Soon enough, she was representing Guam at the 2013 Melanesian Cup in Fiji. She finished first in the Female Shortboard division and thanks to a last minute spot opening, Alison borrowed a longboard and displayed her versatility finishing second in the Female Longboard division.


“Living on Guam, surfing has helped me travel a lot. At the Melanesian Cup I competed against people around the world, from Fiji, New Caledonia, and Samoa. I’ve gone to Hawaii, North Shore, Singapore, and even places I’ve never heard of until I moved (to Guam), like Yap. I’ve also ran track in the Philippines and Japan for (Far East) basketball. These are experiences I wouldn’t get in the mainland. Sports is an outlet for these opportunities.”

Bowman running a track meet in the Philippines. (courtesy photo)

Bowman running a track meet in the Philippines. (courtesy photo)

Guam has given Alison many great experiences with sports, but she has also brought to our island new perspectives of her previous experiences travelling around the world. She exemplifies the rich connection between culture and sport, as she explained some of the personal experiences she’s had assimilating herself to our island: “It’s a very family-knit community here. For surfing, Kenny and Shane Pier were like big brothers out in Fiji… When I joined volleyball, I had no clue, no experience. But (my teammates) were so friendly, asking who I was and just helping me out.”

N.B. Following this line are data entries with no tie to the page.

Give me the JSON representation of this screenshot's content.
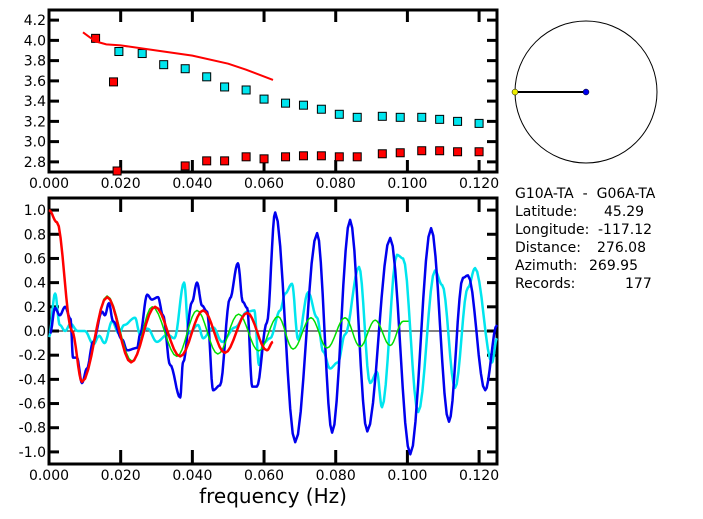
{
  "info": {
    "pair": "G10A-TA  -  G06A-TA",
    "lines": [
      {
        "label": "Latitude:",
        "value": "45.29"
      },
      {
        "label": "Longitude:",
        "value": "-117.12"
      },
      {
        "label": "Distance:",
        "value": "276.08"
      },
      {
        "label": "Azimuth:",
        "value": "269.95"
      },
      {
        "label": "Records:",
        "value": "177"
      }
    ],
    "azimuth_deg": 269.95
  },
  "colors": {
    "red": "#ff0000",
    "cyan": "#00e5ee",
    "blue": "#0000ee",
    "green": "#00dd00",
    "yellow": "#eeee00"
  },
  "chart_data": [
    {
      "type": "scatter",
      "xlim": [
        0,
        0.125
      ],
      "ylim": [
        2.7,
        4.3
      ],
      "xticks": [
        "0.000",
        "0.020",
        "0.040",
        "0.060",
        "0.080",
        "0.100",
        "0.120"
      ],
      "yticks": [
        "2.8",
        "3.0",
        "3.2",
        "3.4",
        "3.6",
        "3.8",
        "4.0",
        "4.2"
      ],
      "series": [
        {
          "color": "cyan",
          "mode": "markers",
          "points": [
            [
              0.0195,
              3.89
            ],
            [
              0.026,
              3.87
            ],
            [
              0.032,
              3.76
            ],
            [
              0.038,
              3.72
            ],
            [
              0.044,
              3.64
            ],
            [
              0.049,
              3.54
            ],
            [
              0.055,
              3.51
            ],
            [
              0.06,
              3.42
            ],
            [
              0.066,
              3.38
            ],
            [
              0.071,
              3.36
            ],
            [
              0.076,
              3.32
            ],
            [
              0.081,
              3.27
            ],
            [
              0.086,
              3.24
            ],
            [
              0.093,
              3.25
            ],
            [
              0.098,
              3.24
            ],
            [
              0.104,
              3.24
            ],
            [
              0.109,
              3.22
            ],
            [
              0.114,
              3.2
            ],
            [
              0.12,
              3.18
            ]
          ]
        },
        {
          "color": "red",
          "mode": "markers",
          "points": [
            [
              0.013,
              4.02
            ],
            [
              0.018,
              3.59
            ],
            [
              0.019,
              2.71
            ],
            [
              0.038,
              2.76
            ],
            [
              0.044,
              2.81
            ],
            [
              0.049,
              2.81
            ],
            [
              0.055,
              2.85
            ],
            [
              0.06,
              2.83
            ],
            [
              0.066,
              2.85
            ],
            [
              0.071,
              2.86
            ],
            [
              0.076,
              2.86
            ],
            [
              0.081,
              2.85
            ],
            [
              0.086,
              2.85
            ],
            [
              0.093,
              2.88
            ],
            [
              0.098,
              2.89
            ],
            [
              0.104,
              2.91
            ],
            [
              0.109,
              2.91
            ],
            [
              0.114,
              2.9
            ],
            [
              0.12,
              2.9
            ]
          ]
        },
        {
          "color": "red",
          "mode": "line",
          "points": [
            [
              0.0095,
              4.08
            ],
            [
              0.011,
              4.04
            ],
            [
              0.013,
              3.99
            ],
            [
              0.016,
              3.96
            ],
            [
              0.02,
              3.95
            ],
            [
              0.03,
              3.9
            ],
            [
              0.04,
              3.85
            ],
            [
              0.05,
              3.77
            ],
            [
              0.055,
              3.71
            ],
            [
              0.0625,
              3.61
            ]
          ]
        }
      ]
    },
    {
      "type": "line",
      "xlabel": "frequency (Hz)",
      "xlim": [
        0,
        0.125
      ],
      "ylim": [
        -1.1,
        1.1
      ],
      "xticks": [
        "0.000",
        "0.020",
        "0.040",
        "0.060",
        "0.080",
        "0.100",
        "0.120"
      ],
      "yticks": [
        "-1.0",
        "-0.8",
        "-0.6",
        "-0.4",
        "-0.2",
        "0.0",
        "0.2",
        "0.4",
        "0.6",
        "0.8",
        "1.0"
      ],
      "series": [
        {
          "color": "cyan",
          "points": [
            [
              0,
              -0.05
            ],
            [
              0.0017,
              0.31
            ],
            [
              0.003,
              0.05
            ],
            [
              0.0045,
              0.0
            ],
            [
              0.006,
              0.06
            ],
            [
              0.008,
              0.0
            ],
            [
              0.01,
              0.0
            ],
            [
              0.0124,
              -0.11
            ],
            [
              0.014,
              -0.04
            ],
            [
              0.0155,
              -0.1
            ],
            [
              0.0176,
              0.08
            ],
            [
              0.0195,
              -0.02
            ],
            [
              0.021,
              0.05
            ],
            [
              0.024,
              0.11
            ],
            [
              0.0254,
              -0.03
            ],
            [
              0.0275,
              0.02
            ],
            [
              0.0301,
              -0.09
            ],
            [
              0.033,
              -0.03
            ],
            [
              0.035,
              -0.06
            ],
            [
              0.0377,
              0.4
            ],
            [
              0.039,
              -0.02
            ],
            [
              0.0416,
              0.05
            ],
            [
              0.043,
              -0.06
            ],
            [
              0.0458,
              0.03
            ],
            [
              0.0483,
              -0.09
            ],
            [
              0.0519,
              0.03
            ],
            [
              0.0553,
              0.16
            ],
            [
              0.0573,
              0.17
            ],
            [
              0.0586,
              -0.28
            ],
            [
              0.0598,
              -0.1
            ],
            [
              0.0617,
              -0.06
            ],
            [
              0.0645,
              0.17
            ],
            [
              0.0659,
              0.31
            ],
            [
              0.0678,
              0.39
            ],
            [
              0.0695,
              -0.07
            ],
            [
              0.0723,
              0.32
            ],
            [
              0.0748,
              0.11
            ],
            [
              0.0765,
              -0.17
            ],
            [
              0.0784,
              -0.31
            ],
            [
              0.0806,
              -0.26
            ],
            [
              0.0826,
              -0.03
            ],
            [
              0.0865,
              0.53
            ],
            [
              0.0896,
              -0.43
            ],
            [
              0.0915,
              -0.34
            ],
            [
              0.0929,
              -0.63
            ],
            [
              0.0971,
              0.63
            ],
            [
              0.0988,
              0.6
            ],
            [
              0.103,
              -0.67
            ],
            [
              0.1077,
              0.5
            ],
            [
              0.1097,
              0.38
            ],
            [
              0.1133,
              -0.47
            ],
            [
              0.1169,
              0.36
            ],
            [
              0.1189,
              0.52
            ],
            [
              0.1236,
              -0.26
            ],
            [
              0.125,
              -0.06
            ]
          ]
        },
        {
          "color": "blue",
          "points": [
            [
              0.0003,
              -0.02
            ],
            [
              0.0017,
              0.19
            ],
            [
              0.003,
              0.13
            ],
            [
              0.0045,
              0.2
            ],
            [
              0.006,
              0.1
            ],
            [
              0.0067,
              -0.22
            ],
            [
              0.0078,
              -0.22
            ],
            [
              0.0092,
              -0.43
            ],
            [
              0.0106,
              -0.31
            ],
            [
              0.0123,
              -0.09
            ],
            [
              0.0148,
              0.16
            ],
            [
              0.0156,
              0.13
            ],
            [
              0.0167,
              0.23
            ],
            [
              0.0179,
              0.08
            ],
            [
              0.0204,
              -0.07
            ],
            [
              0.0218,
              -0.16
            ],
            [
              0.0246,
              -0.14
            ],
            [
              0.0254,
              -0.03
            ],
            [
              0.0274,
              0.3
            ],
            [
              0.0287,
              0.26
            ],
            [
              0.0304,
              0.28
            ],
            [
              0.0318,
              0.13
            ],
            [
              0.0338,
              -0.28
            ],
            [
              0.0366,
              -0.55
            ],
            [
              0.0374,
              -0.26
            ],
            [
              0.0399,
              0.24
            ],
            [
              0.0413,
              0.4
            ],
            [
              0.0427,
              0.21
            ],
            [
              0.0441,
              0.16
            ],
            [
              0.0458,
              -0.49
            ],
            [
              0.0477,
              -0.45
            ],
            [
              0.0505,
              0.27
            ],
            [
              0.0527,
              0.56
            ],
            [
              0.0541,
              0.24
            ],
            [
              0.0553,
              0.19
            ],
            [
              0.0567,
              -0.46
            ],
            [
              0.058,
              -0.46
            ],
            [
              0.0608,
              0.07
            ],
            [
              0.0631,
              0.98
            ],
            [
              0.0687,
              -0.92
            ],
            [
              0.0748,
              0.81
            ],
            [
              0.079,
              -0.84
            ],
            [
              0.084,
              0.92
            ],
            [
              0.0888,
              -0.83
            ],
            [
              0.0952,
              0.77
            ],
            [
              0.1008,
              -1.02
            ],
            [
              0.1066,
              0.85
            ],
            [
              0.1116,
              -0.75
            ],
            [
              0.1155,
              0.44
            ],
            [
              0.1169,
              0.46
            ],
            [
              0.1217,
              -0.49
            ],
            [
              0.125,
              0.05
            ]
          ]
        },
        {
          "color": "green",
          "points": [
            [
              0,
              1.0
            ],
            [
              0.0022,
              0.9
            ],
            [
              0.0064,
              0.0
            ],
            [
              0.0092,
              -0.42
            ],
            [
              0.0162,
              0.29
            ],
            [
              0.0232,
              -0.25
            ],
            [
              0.0288,
              0.2
            ],
            [
              0.0357,
              -0.21
            ],
            [
              0.0413,
              0.17
            ],
            [
              0.0471,
              -0.19
            ],
            [
              0.0529,
              0.14
            ],
            [
              0.0585,
              -0.165
            ],
            [
              0.0639,
              0.12
            ],
            [
              0.0681,
              -0.15
            ],
            [
              0.0731,
              0.11
            ],
            [
              0.0776,
              -0.14
            ],
            [
              0.0826,
              0.11
            ],
            [
              0.0868,
              -0.13
            ],
            [
              0.091,
              0.09
            ],
            [
              0.0952,
              -0.12
            ],
            [
              0.0988,
              0.08
            ],
            [
              0.1003,
              0.08
            ]
          ]
        },
        {
          "color": "red",
          "points": [
            [
              0,
              1.0
            ],
            [
              0.0022,
              0.9
            ],
            [
              0.0064,
              0.0
            ],
            [
              0.0092,
              -0.42
            ],
            [
              0.0162,
              0.28
            ],
            [
              0.0229,
              -0.26
            ],
            [
              0.0296,
              0.2
            ],
            [
              0.0366,
              -0.21
            ],
            [
              0.043,
              0.17
            ],
            [
              0.0491,
              -0.18
            ],
            [
              0.0553,
              0.15
            ],
            [
              0.0608,
              -0.16
            ],
            [
              0.0625,
              -0.09
            ]
          ]
        }
      ]
    }
  ]
}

Acculturating to the island community can be a difficult challenge for some, but fortunately, Alison had her JFK Islander team ease the transition for her. Getting her education through online schooling, she does not have the luxury of attending school with her teammates, however, the team still approached her with open arms and made her feel very welcomed.

“I really like it here. My family and I are very appreciative of the teammates and friends I’ve made. Coming in, I didn’t know if I wanted to continue running track, but when I started with JFK, it’s been nonstop, thanks to them,” said Alison. Thanks to the hospitality of the JFK community, it was an easy decision to finish her senior year attending JFK starting in August.

JFK Islanders' Alison Bowman doing work in the paint against the ND Royals. (GSPN file photo)

JFK Islanders’ Alison Bowman doing work in the paint against the ND Royals. (GSPN file photo)

Alison gives much credit to her family, friends and coaches that she’s met when arriving here. As an athlete, one can agree that success is made easier with the great support from the people around you, and the support behind Alison stands firmer than ever. What is also humbling about Alison’s story is her sense of humility through it all.

When commenting about her accolades on earning First Team All-Island as a center for basketball or breaking the track record, she quickly reverted to how her parents made it possible or how her coaches helped her prepare. The humility and experiences this young lady has will take her far, and you can bet she will definitely be making more headlines in the near future.